A Teia do Mundo

Vida nova

26 de Janeiro de 2023, por José Antônio 0

Mensagens, abraços... tudo desejando que no Ano Novo os meus sonhos se realizem. Confesso que andei falando isso para algumas pessoas também. Nada de mais em esperar alegrias. Porém, esperar essas coisas somente no último dia do ano é de menos.

E vem toda aquela coisa de certas pessoas ficarem deprimidas nas festas de fim de ano. Fica lá o cara com a taça de champanhe na mão, chorando e abraçando quem aparecer na frente, todo de branco. Típico deprê do fantasminha beberrão.

Essa tristeza, pelo que venho pesquisando em meus arquivos de cotidianidade nas mais cretinas enciclopédias do empirismo, aparece porque o indivíduo assume o seguinte lema no réveillon: Eu TENHO que ser feliz no ano que está começando.

Ano Novo, vida nova!

... mas é agora que você assume isso? No último dia do ano que está acabando? Você teve 364 dias inteirinhos para construir realizações. E aposta na alegria somente no último minuto do último dia?

Não são fogos iluminando o céu que vão trazer a felicidade... Pirotecnia das ilusões coloridas...

Não são beijos na boca que vão buscar a alegria. Ósculos fugidios nos lábios da euforia...

Não são bebedeiras que vão instaurar a tranquilidade. Pobre paz afogada no porre...

Não são pulinhos nas ondas à meia-noite que vão garantir os bons ventos do Ano Novo. Ao final das ondas, o naufrágio das expectativas...

Não são sementes de romã que vão fazer germinar a fartura no ano que começa. O estômago não é terra fértil para esse tipo de plantio...

No réveillon, muitos dos candidatos à felicidade olham para o Ano Velho como se estivessem se livrando de um fardo pesado e inútil: “Xô, Ano Velho! Vá embora, Ano Velho!”

Se mandam o Ano Velho para o lixo é porque nada dele serviu.

Se o ano que passou tivesse sido um espaço e um tempo de construção da alegria, da paz, da saúde e da fartura, então os fogos de artifício, os beijos na boca, os brindes, os pulinhos nas ondas e as sementes de romã seriam consequências felizes de uma consciência tranquila, e não um salto no abismo sádico das esperanças sem raiz.

E não cantaríamos “Adeus, Ano Velho”... e sim “Obrigado, Ano Velho... Feliz Ano Novo!”

Nada de especial no ano que começa. Os dias continuarão com as mesmas horas, a mídia continuará com as mesmas estratégias, alegrias aparecerão, lágrimas rolarão... O que deve ser especial, arrebatador, emocionante e alegre é o meu entusiasmo comigo mesmo, o meu compromisso de sempre fazer de mim uma edição renovada e revisada de acordo com as novas regras do acordo existencial. Esse tipo de comprometimento tem que ser todos os dias.

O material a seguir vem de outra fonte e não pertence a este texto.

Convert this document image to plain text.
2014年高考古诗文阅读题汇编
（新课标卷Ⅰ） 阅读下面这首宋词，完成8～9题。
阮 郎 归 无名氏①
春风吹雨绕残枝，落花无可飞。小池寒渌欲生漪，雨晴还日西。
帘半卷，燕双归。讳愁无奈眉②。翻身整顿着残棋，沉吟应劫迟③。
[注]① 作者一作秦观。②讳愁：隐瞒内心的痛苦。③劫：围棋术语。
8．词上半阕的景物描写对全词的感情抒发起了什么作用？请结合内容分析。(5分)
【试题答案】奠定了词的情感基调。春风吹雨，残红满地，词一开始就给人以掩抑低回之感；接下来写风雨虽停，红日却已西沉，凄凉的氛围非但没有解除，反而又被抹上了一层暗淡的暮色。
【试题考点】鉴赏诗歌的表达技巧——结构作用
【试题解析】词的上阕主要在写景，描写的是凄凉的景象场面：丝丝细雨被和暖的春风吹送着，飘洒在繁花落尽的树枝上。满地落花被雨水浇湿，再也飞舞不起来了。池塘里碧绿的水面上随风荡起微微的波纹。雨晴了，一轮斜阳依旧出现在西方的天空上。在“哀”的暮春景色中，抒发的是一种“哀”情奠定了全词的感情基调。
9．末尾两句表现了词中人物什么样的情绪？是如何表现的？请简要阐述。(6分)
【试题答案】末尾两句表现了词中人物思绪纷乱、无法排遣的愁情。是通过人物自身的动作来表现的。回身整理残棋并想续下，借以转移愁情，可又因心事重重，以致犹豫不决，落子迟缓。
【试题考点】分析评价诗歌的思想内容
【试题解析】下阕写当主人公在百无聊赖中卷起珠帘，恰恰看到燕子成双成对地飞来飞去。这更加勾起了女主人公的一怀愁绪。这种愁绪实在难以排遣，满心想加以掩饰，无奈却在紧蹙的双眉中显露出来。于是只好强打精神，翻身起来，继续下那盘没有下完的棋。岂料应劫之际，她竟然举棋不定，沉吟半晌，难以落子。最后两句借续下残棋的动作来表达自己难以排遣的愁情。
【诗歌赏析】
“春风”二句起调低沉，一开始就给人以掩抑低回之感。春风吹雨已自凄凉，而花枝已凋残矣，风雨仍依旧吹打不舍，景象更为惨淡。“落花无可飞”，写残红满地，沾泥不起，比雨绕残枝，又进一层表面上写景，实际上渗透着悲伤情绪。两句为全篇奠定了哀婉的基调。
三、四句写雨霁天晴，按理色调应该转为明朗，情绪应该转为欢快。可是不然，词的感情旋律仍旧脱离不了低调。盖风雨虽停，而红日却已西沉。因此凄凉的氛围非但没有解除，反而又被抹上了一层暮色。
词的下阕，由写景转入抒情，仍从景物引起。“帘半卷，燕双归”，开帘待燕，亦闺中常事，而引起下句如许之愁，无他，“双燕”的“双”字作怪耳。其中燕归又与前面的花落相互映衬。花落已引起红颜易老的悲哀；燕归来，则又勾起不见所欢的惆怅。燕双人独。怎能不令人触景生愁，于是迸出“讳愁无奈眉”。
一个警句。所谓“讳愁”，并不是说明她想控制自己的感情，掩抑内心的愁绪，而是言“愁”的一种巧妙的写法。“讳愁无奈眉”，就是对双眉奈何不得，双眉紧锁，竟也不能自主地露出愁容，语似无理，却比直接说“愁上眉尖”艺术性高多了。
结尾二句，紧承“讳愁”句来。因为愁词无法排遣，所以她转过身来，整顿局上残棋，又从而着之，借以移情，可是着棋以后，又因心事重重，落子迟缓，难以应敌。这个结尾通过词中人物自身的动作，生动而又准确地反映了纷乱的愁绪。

O réveillon nos lembra essas coisas, porém jamais vai garanti-las.

Cabe-nos escolher: a euforia do momento ou a alegria para além do momento.  

Estrela de Natal

21 de Dezembro de 2022, por José Antônio 0

Quem disse que estrela não fala? 

Um dia, um poeta confessou que ouvia as estrelas e que as pessoas diriam que ele, por causa disso, teria perdido o senso. Até que é um pouco verdade. Concordo que para falar com as estrelas é necessário perder o senso... mas o senso comum. Aí, sim, você poderá encontrar o bom senso.

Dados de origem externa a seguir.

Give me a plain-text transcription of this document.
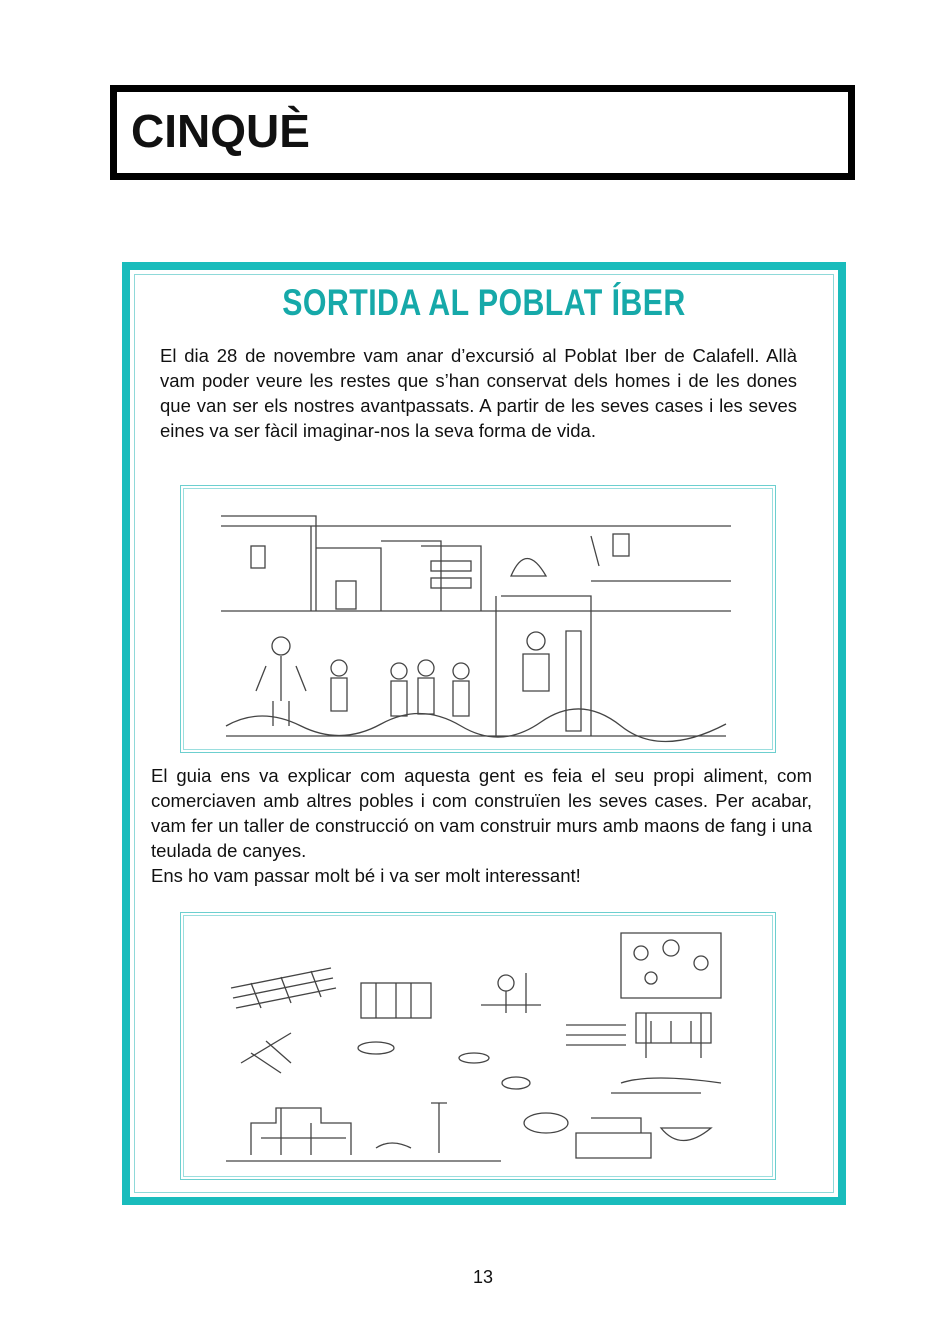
CINQUÈ
SORTIDA AL POBLAT ÍBER
El dia 28 de novembre vam anar d’excursió al Poblat Iber de Calafell. Allà vam poder veure les restes que s’han conservat dels homes i de les dones que van ser els nostres avantpassats. A partir de les seves cases i les seves eines va ser fàcil imaginar-nos la seva forma de vida.
El guia ens va explicar com aquesta gent es feia el seu propi aliment, com comerciaven amb altres pobles i com construïen les seves cases. Per acabar, vam fer un taller de construcció on vam construir murs amb maons de fang i una teulada de canyes.
Ens ho vam passar molt bé i va ser molt interessant!
13
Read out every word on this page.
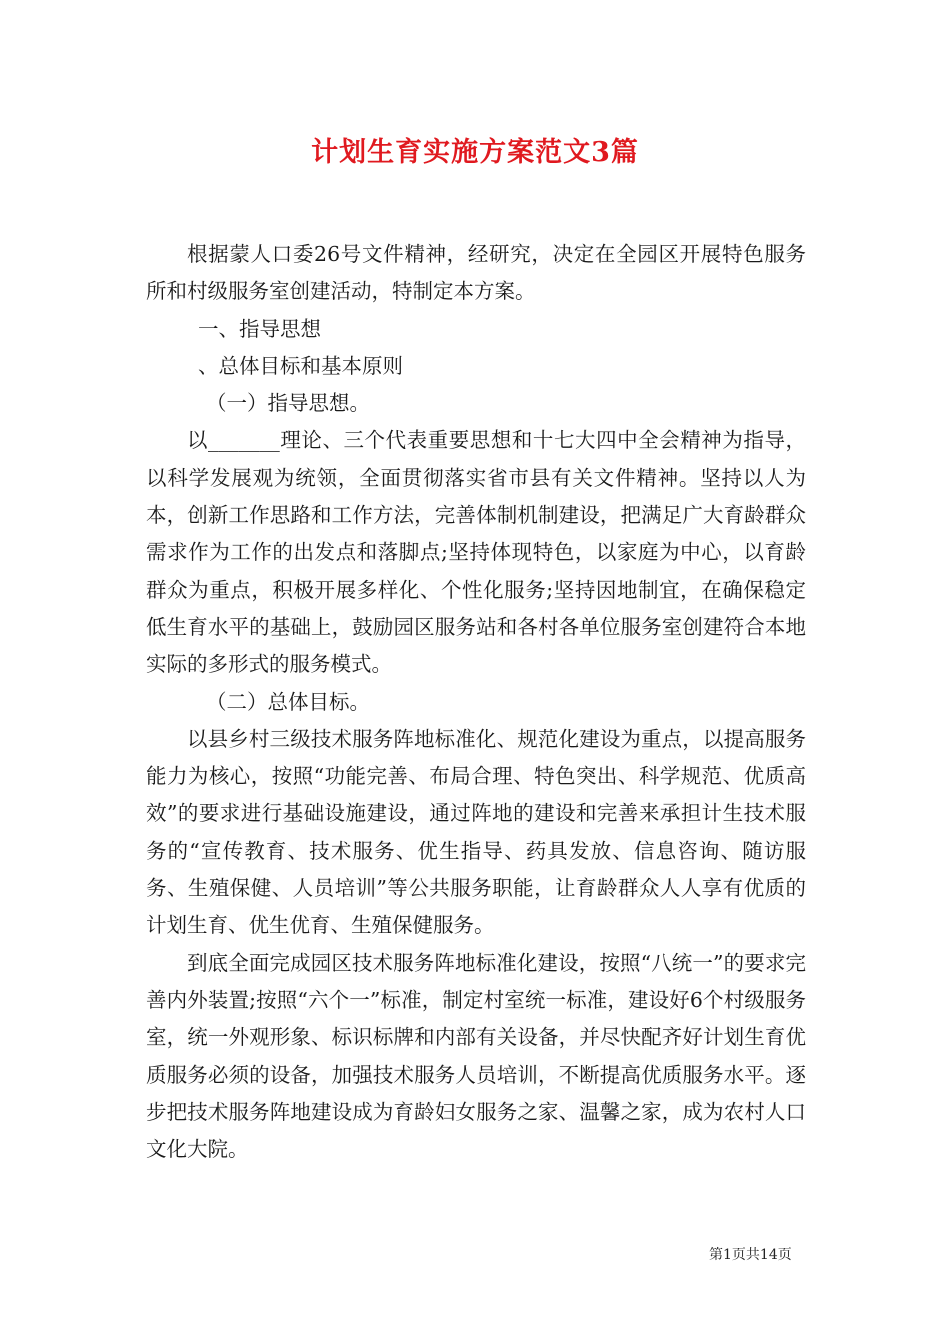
计划生育实施方案范文3篇

根据蒙人口委26号文件精神，经研究，决定在全园区开展特色服务所和村级服务室创建活动，特制定本方案。

一、指导思想

、总体目标和基本原则

（一）指导思想。

以_______理论、三个代表重要思想和十七大四中全会精神为指导，以科学发展观为统领，全面贯彻落实省市县有关文件精神。坚持以人为本，创新工作思路和工作方法，完善体制机制建设，把满足广大育龄群众需求作为工作的出发点和落脚点;坚持体现特色，以家庭为中心，以育龄群众为重点，积极开展多样化、个性化服务;坚持因地制宜，在确保稳定低生育水平的基础上，鼓励园区服务站和各村各单位服务室创建符合本地实际的多形式的服务模式。

（二）总体目标。

以县乡村三级技术服务阵地标准化、规范化建设为重点，以提高服务能力为核心，按照“功能完善、布局合理、特色突出、科学规范、优质高效”的要求进行基础设施建设，通过阵地的建设和完善来承担计生技术服务的“宣传教育、技术服务、优生指导、药具发放、信息咨询、随访服务、生殖保健、人员培训”等公共服务职能，让育龄群众人人享有优质的计划生育、优生优育、生殖保健服务。

到底全面完成园区技术服务阵地标准化建设，按照“八统一”的要求完善内外装置;按照“六个一”标准，制定村室统一标准，建设好6个村级服务室，统一外观形象、标识标牌和内部有关设备，并尽快配齐好计划生育优质服务必须的设备，加强技术服务人员培训，不断提高优质服务水平。逐步把技术服务阵地建设成为育龄妇女服务之家、温馨之家，成为农村人口文化大院。

第1页共14页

Falar com as estrelas... ouvir as estrelas... saber quem elas são. Cada uma traz em si a missão do brilho. Até quando já estão mortas, brilham através dos anos-luz. Estrela da manhã, estrela da tarde, estrela do mar, estrela d’alva, estrela cadente, tanta estrela, meu Deus! É só olhar para o céu que a gente vê que toda hora é a hora da estrela.

E eu? Eu sou uma estrela que está falando com você agora. Sou a Estrela de Natal. Você sempre me vê em cima da gruta dos presépios. Alguns me confundem com cometa. E aí, me colocam aquele rabão colorido. Acabo ficando que nem vaga-lume vestido de noiva. Não sou cometa, sou estrela. Estrela de Natal.

Porém, não sou a Estrela do Natal, pois quem realmente brilha nesse dia não sou eu, e sim o Dono da festa. Eu apareço apenas para dar um toque a mais. Sei que tenho uma certa importância, e isso me envaidece um pouco. Por exemplo, sempre quando fazem a árvore de Natal, eu sou a última a ser colocada, com toda pompa, lá em cima. Quando fazem o presépio, lá estou eu indicando o caminho para os Reis Magos.

Mas a importância que eu realmente quero ter é fazer você perder o senso... o senso comum... o senso comum do Natal.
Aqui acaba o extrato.